By now, you’ve doubtlessly caught up on all the hullabaloo that went down in Ferguson, Mo. in August. But just in case you’ve somehow unplugged from the entire universe for a month, in a nutshell: Local white police officer Darren Wilson shot unarmed black teenager Michael Brown. And then a lot of other things happened.
While there’s no doubt that a national dialogue promptly ensued — and continues — around what it means to be living in a supposedly “post-racial” America, there’s nothing I’m going to add to the debate in 500 words adorning the margins of a community magazine based in a town more than 850 miles away. I’m a narcissist, but not a fool. But something else occurred during the protests that shook the Missouri town following Brown’s tragic demise that I think also deserves further discussion, but hasn’t been visited with the same national fervor. And that’s the destruction of the Fourth Estate.
We saw it happen several times as events unfolded in Missouri, from the cordoning of reporters’ movements to restricted areas, all the way to physical threats and even incarceration. More than a dozen reporters were arrested while they were doing their jobs. And lest anyone forget what that job is, here’s a reminder:
“The last right we shall mention regards the freedom of the press.
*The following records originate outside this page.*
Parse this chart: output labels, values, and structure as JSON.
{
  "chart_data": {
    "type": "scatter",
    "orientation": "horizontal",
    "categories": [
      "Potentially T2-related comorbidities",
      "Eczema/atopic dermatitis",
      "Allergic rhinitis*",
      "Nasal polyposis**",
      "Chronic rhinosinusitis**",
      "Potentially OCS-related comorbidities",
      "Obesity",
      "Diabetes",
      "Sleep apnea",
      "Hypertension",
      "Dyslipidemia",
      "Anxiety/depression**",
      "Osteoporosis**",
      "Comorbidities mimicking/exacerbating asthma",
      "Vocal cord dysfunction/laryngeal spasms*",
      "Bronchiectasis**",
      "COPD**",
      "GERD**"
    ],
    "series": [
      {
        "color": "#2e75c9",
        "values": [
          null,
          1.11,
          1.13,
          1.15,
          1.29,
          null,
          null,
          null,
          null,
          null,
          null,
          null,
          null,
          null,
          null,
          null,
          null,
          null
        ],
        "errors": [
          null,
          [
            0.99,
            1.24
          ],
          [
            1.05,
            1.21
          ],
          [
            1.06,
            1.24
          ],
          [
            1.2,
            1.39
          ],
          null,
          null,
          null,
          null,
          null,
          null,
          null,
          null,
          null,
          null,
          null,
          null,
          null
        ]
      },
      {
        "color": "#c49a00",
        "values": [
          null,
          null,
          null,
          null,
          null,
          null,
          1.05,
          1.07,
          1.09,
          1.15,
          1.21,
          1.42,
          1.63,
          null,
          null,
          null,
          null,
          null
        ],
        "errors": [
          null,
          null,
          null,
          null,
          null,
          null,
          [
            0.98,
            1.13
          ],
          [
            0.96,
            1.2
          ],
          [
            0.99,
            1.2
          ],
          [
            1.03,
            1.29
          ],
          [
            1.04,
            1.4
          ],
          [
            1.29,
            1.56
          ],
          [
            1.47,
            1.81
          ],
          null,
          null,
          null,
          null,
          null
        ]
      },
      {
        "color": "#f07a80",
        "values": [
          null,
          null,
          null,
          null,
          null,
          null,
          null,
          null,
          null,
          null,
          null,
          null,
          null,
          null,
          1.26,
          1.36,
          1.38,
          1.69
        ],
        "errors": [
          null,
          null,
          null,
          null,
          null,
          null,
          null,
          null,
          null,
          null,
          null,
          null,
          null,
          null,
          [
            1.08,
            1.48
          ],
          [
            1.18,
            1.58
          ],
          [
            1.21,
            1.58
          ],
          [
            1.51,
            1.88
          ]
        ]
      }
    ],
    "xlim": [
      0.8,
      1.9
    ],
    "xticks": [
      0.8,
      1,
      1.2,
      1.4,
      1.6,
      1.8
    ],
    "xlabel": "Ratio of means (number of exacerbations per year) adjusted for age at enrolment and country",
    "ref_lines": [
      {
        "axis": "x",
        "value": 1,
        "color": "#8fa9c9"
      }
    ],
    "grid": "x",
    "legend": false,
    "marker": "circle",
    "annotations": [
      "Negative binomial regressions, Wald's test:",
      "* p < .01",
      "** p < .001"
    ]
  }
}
The importance of this consists, besides the advancement of truth, science, morality, and arts in general, in its diffusion of liberal sentiments on the administration of Government, its ready communication of thoughts between subjects, and its consequential promotion of union among them, whereby oppressive officers are shamed or intimidated into more honorable and just modes of conducting affairs.”
That’s an excerpt from a letter sent to the people of Quebec from the First Continental Congress of 1774 — as the United States prepared its Constitution and readied for the Revolutionary War. It’s ironic that in the most digitally connected era in the history of mankind — where collecting, writing, recording filming and publishing accounts of any occurrence can happen with a single device held in the palm of your hand — authorities were so successful at trampling the right of journalists in the field.
Carried out to its natural conclusion, in a society that chooses to inhibit the free and unfettered dissemination of information … well, you see what’s going on in the Middle East. And no, I’m not talking about the flare-up in Gaza earlier this summer. That conflict garnered more than 22 million mentions, according to Google News. In the first 30 days. It’s been exceptionally well-covered.
Meanwhile, the civil war in Syria has resulted in 99% more deaths, ensued for several years, and yet returns less than .01% of Google News mentions compared to the Gaza conflict. The loss of life is staggering — nearing 200,000 people — and is punctuated, perhaps most tellingly, by the video taped beheading of journalists James Foley and Steven Sotloff.
That image should haunt all of us for the rest of our lives and remind us just how important a job we’ve been charged with. Shining a light on the darkest corners of the human condition is the only way we’ll ever be able to lift it up.